London: Squatter artists enjoy million-dollar vacated properties

The artist squatters of the Oubliette Arthouse take over vacant high-rises and million-dollar views of London. 

Courtesy of the Oubliette
Oubliette artist squatters at the Odeon Cinema in Leicester Square, London.

 A local, slice-of-life story from a Monitor correspondent.

Rarely have fringe artists resided in such upmarket locations. From embassy-strewn Mayfair to the shopaholic’s paradise of Oxford Street, from the popular tourist spot of Waterloo to the center for movie premières at Leicester Square, members of the Oubliette Arthouse collective are taking over vacated properties in London’s prime spots.

“We want to transform London’s derelict spaces into platforms to promote emerging artists,” says Oliver Krug, one of Oubliette’s founders. “It’s about making significant art projects happen and helping artists develop, gain recognition, and become established.”

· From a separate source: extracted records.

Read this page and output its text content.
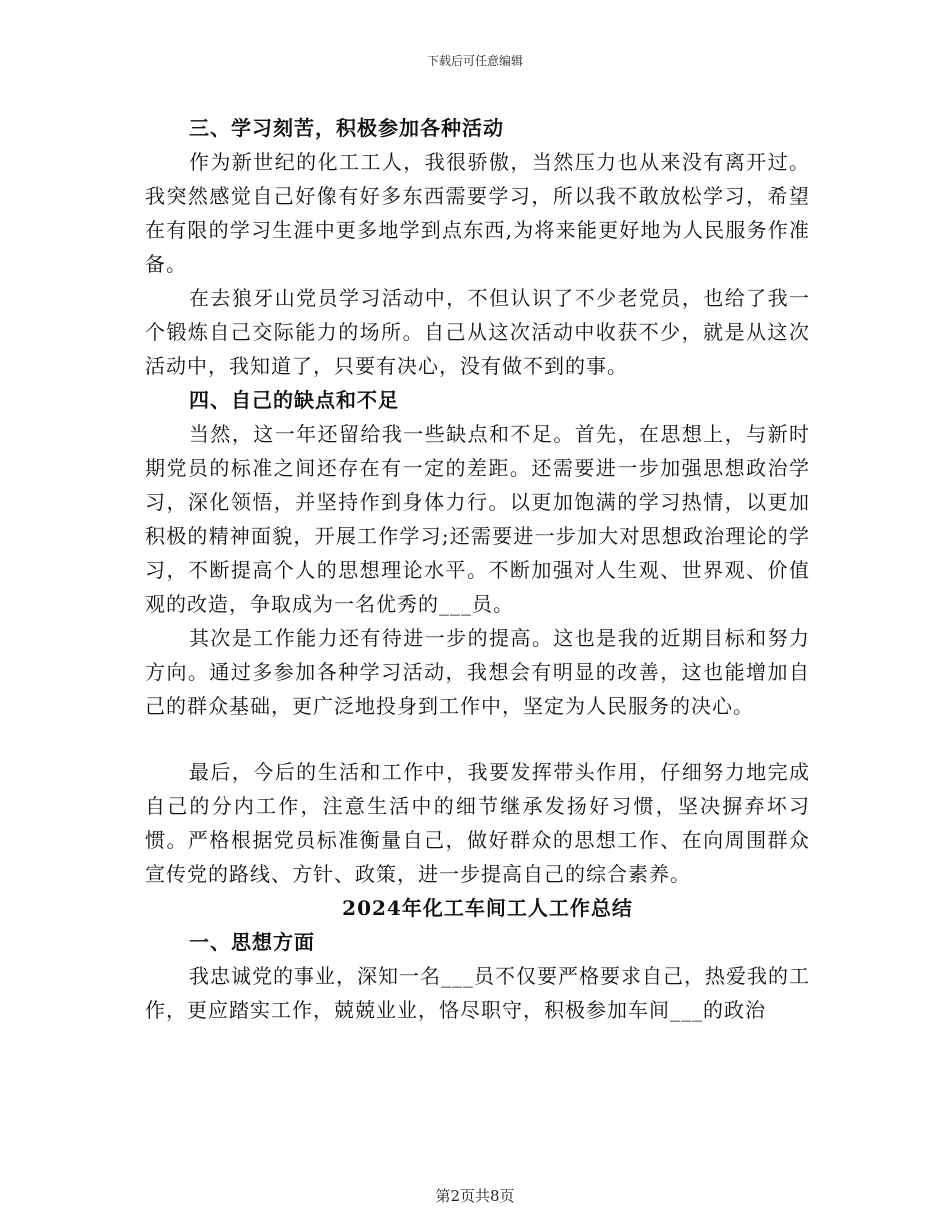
下载后可任意编辑

三、学习刻苦，积极参加各种活动

作为新世纪的化工工人，我很骄傲，当然压力也从来没有离开过。我突然感觉自己好像有好多东西需要学习，所以我不敢放松学习，希望在有限的学习生涯中更多地学到点东西,为将来能更好地为人民服务作准备。

在去狼牙山党员学习活动中，不但认识了不少老党员，也给了我一个锻炼自己交际能力的场所。自己从这次活动中收获不少，就是从这次活动中，我知道了，只要有决心，没有做不到的事。

四、自己的缺点和不足

当然，这一年还留给我一些缺点和不足。首先，在思想上，与新时期党员的标准之间还存在有一定的差距。还需要进一步加强思想政治学习，深化领悟，并坚持作到身体力行。以更加饱满的学习热情，以更加积极的精神面貌，开展工作学习;还需要进一步加大对思想政治理论的学习，不断提高个人的思想理论水平。不断加强对人生观、世界观、价值观的改造，争取成为一名优秀的___员。

其次是工作能力还有待进一步的提高。这也是我的近期目标和努力方向。通过多参加各种学习活动，我想会有明显的改善，这也能增加自己的群众基础，更广泛地投身到工作中，坚定为人民服务的决心。

最后，今后的生活和工作中，我要发挥带头作用，仔细努力地完成自己的分内工作，注意生活中的细节继承发扬好习惯，坚决摒弃坏习惯。严格根据党员标准衡量自己，做好群众的思想工作、在向周围群众宣传党的路线、方针、政策，进一步提高自己的综合素养。

2024年化工车间工人工作总结

一、思想方面

我忠诚党的事业，深知一名___员不仅要严格要求自己，热爱我的工作，更应踏实工作，兢兢业业，恪尽职守，积极参加车间___的政治

第2页共8页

The artist squatters, who do not seek funding from the government or the private sector, recently enjoyed unrestricted views from a £20 million ($32 million), 50-room property at Leicester Square as George Clooney and other Hollywood stars walked down the red carpet at the London Film Festival opening gala in October. (They were evicted in November.)

With an emphasis on “the innovative and avant-garde,” Oubliette members have put on exhibitions, plays, slam poetry, and life-drawing classes.

A core group of volunteers live on site and the initiative has already made some inroads when it comes to providing a platform for up-and-coming artists to collaborate and get noticed. 

Since putting on a play at an Oubliette squat, the fringe theatre company, Donkeywork, has been approached by established venues and is developing new work.

While eviction threats are always looming, artists, the press, and the public have been supportive. “A large variety of people come back repeatedly to the different venues to take part in the events and follow the artistic development of the group,” says Mr. Krug.

Vacant lot owners in London might want to invest in extra strong locks because there is no telling which sought-after property the squatters will try to take over next.